The problem is that pretty much nothing can utilize this performance. Bandwidth has to be utilized, just like cores in a CPU.
Very true. Looking at the graphs to find out which applications scale linearly with bandwidth (4000 vs. 4800), the only ones I can find are Comsol and 7-zip compression. Both very well multithreaded, I suppose. But both also behave in a very weird way: when RAM speed drops from 4800 to 2400, the performance drops to less than one half.
Let me explain to you with an example. in 2013 a 2400mhz cl10 was an average memory speed and dirt cheap(much faster DDR3 memories existed at that time). now in 2021 an average DDR5 memory is around 4800mhz CL40. after 8 years ram speed has increased 100 percent but on the other hand memory latency has increased a whopping amount of 300 percent. it means in action performance can not be that much better. in my opinion that's disappointing.
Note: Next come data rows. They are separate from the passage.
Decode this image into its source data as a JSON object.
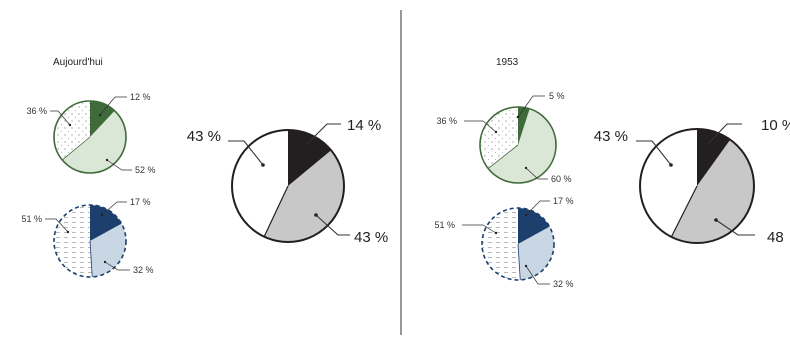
{
  "chart_data": [
    {
      "panel": "left",
      "type": "pie",
      "title": "Aujourd'hui",
      "colors": {
        "segment": "#3f6b3a",
        "segment_light": "#dbe7d6",
        "stroke": "#3f6b3a"
      },
      "values": [
        12,
        52,
        36
      ],
      "labels": [
        "12 %",
        "52 %",
        "36 %"
      ]
    },
    {
      "panel": "left",
      "type": "pie",
      "colors": {
        "segment": "#1d3f6e",
        "segment_light": "#c9d6e3",
        "stroke": "#1d3f6e"
      },
      "values": [
        17,
        32,
        51
      ],
      "labels": [
        "17 %",
        "32 %",
        "51 %"
      ]
    },
    {
      "panel": "left",
      "type": "pie",
      "colors": {
        "segment": "#231f20",
        "segment_light": "#c8c8c8",
        "stroke": "#231f20"
      },
      "values": [
        14,
        43,
        43
      ],
      "labels": [
        "14 %",
        "43 %",
        "43 %"
      ]
    },
    {
      "panel": "right",
      "type": "pie",
      "title": "1953",
      "colors": {
        "segment": "#3f6b3a",
        "segment_light": "#dbe7d6",
        "stroke": "#3f6b3a"
      },
      "values": [
        5,
        60,
        36
      ],
      "labels": [
        "5 %",
        "60 %",
        "36 %"
      ]
    },
    {
      "panel": "right",
      "type": "pie",
      "colors": {
        "segment": "#1d3f6e",
        "segment_light": "#c9d6e3",
        "stroke": "#1d3f6e"
      },
      "values": [
        17,
        32,
        51
      ],
      "labels": [
        "17 %",
        "32 %",
        "51 %"
      ]
    },
    {
      "panel": "right",
      "type": "pie",
      "colors": {
        "segment": "#231f20",
        "segment_light": "#c8c8c8",
        "stroke": "#231f20"
      },
      "values": [
        10,
        48,
        43
      ],
      "labels": [
        "10 %",
        "48",
        "43 %"
      ]
    }
  ]
}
Like it or not, latency in nanoseconds hasn't improved much since ... ever. New museum-grade modules that you can buy today (much easier to buy than DDR5, hah) are DDR-333 CL 2.5 or DDR-400 CL 3 or SDR-133 CL 2. All of those calculate to 15 ns.
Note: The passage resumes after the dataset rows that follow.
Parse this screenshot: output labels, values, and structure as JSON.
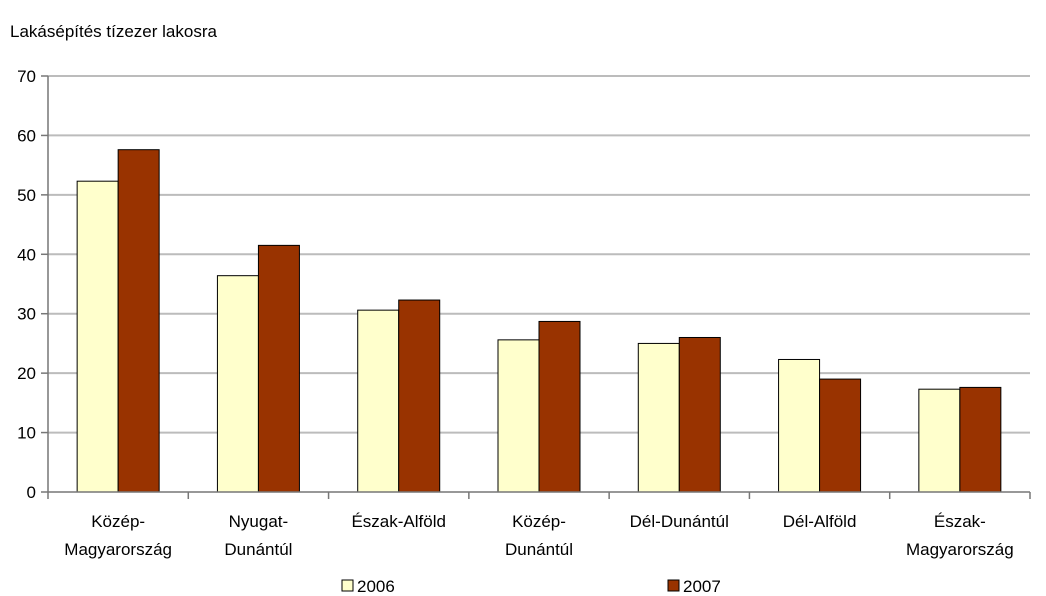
{
  "chart_data": {
    "type": "bar",
    "title": "",
    "ylabel": "Lakásépítés tízezer lakosra",
    "xlabel": "",
    "ylim": [
      0,
      70
    ],
    "yticks": [
      0,
      10,
      20,
      30,
      40,
      50,
      60,
      70
    ],
    "grid": true,
    "legend_position": "bottom",
    "categories": [
      [
        "Közép-",
        "Magyarország"
      ],
      [
        "Nyugat-",
        "Dunántúl"
      ],
      [
        "Észak-Alföld"
      ],
      [
        "Közép-",
        "Dunántúl"
      ],
      [
        "Dél-Dunántúl"
      ],
      [
        "Dél-Alföld"
      ],
      [
        "Észak-",
        "Magyarország"
      ]
    ],
    "series": [
      {
        "name": "2006",
        "color": "#ffffcc",
        "values": [
          52.3,
          36.4,
          30.6,
          25.6,
          25.0,
          22.3,
          17.3
        ]
      },
      {
        "name": "2007",
        "color": "#993300",
        "values": [
          57.6,
          41.5,
          32.3,
          28.7,
          26.0,
          19.0,
          17.6
        ]
      }
    ]
  }
}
With that in mind, it's a little unfair to say it's increased by 300%. DDR5 is again around 15 ns, your DDR3-2400 CL10 example is 8.3 ns, making DDR5 80% slower. As for DDR4, it becomes really costly once you get to 8.7 ns or below.
Indeed. Shouldn't that in theory yield more performance if implemented properly?
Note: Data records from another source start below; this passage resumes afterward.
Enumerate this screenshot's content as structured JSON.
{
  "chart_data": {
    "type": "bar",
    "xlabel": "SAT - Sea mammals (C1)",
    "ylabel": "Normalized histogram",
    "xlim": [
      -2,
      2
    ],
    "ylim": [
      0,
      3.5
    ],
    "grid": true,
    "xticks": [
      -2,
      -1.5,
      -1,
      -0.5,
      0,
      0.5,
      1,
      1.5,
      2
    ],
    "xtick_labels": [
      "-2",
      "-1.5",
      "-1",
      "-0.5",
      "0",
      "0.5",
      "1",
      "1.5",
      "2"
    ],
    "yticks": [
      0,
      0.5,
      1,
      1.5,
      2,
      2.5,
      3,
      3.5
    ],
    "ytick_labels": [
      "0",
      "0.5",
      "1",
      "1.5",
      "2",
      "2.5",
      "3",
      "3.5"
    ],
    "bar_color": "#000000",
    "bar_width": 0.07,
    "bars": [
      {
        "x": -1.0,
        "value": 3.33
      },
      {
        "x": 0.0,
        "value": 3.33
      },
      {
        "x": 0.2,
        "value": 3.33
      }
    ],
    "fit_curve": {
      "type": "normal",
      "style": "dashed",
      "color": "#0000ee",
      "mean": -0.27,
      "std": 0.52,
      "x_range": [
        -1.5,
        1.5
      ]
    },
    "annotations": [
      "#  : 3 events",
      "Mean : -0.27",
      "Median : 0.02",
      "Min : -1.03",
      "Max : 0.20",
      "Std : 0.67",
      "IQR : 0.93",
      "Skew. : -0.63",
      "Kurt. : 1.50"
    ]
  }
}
Probably - or it wouldn't be worth the added complexity.
And yet, in a way, DDR5 is twice as slow, or half as fast, at same clock speed. How so? The minimum unit of data transfer between CPU and RAM is
one cache line, which is 64 bytes. This amount of data is moved in:
- 8 transfers, or 4 clock cycles in DDR4, or 2 ns in DDR4-4000, which has a 64-bit channel
- 16 transfers, or 8 clock cycles in DDR5, or 4 ns in DDR5-4000, which has a 32-bit channel (
if implemented properly).
I'm sure that a specific microbenchmark could be devised that could measure a significant difference in favour of DDR4. It would need to have a very bad pattern of memory access, keeping just one 32-bit channel active, while the other one(s) would be idle.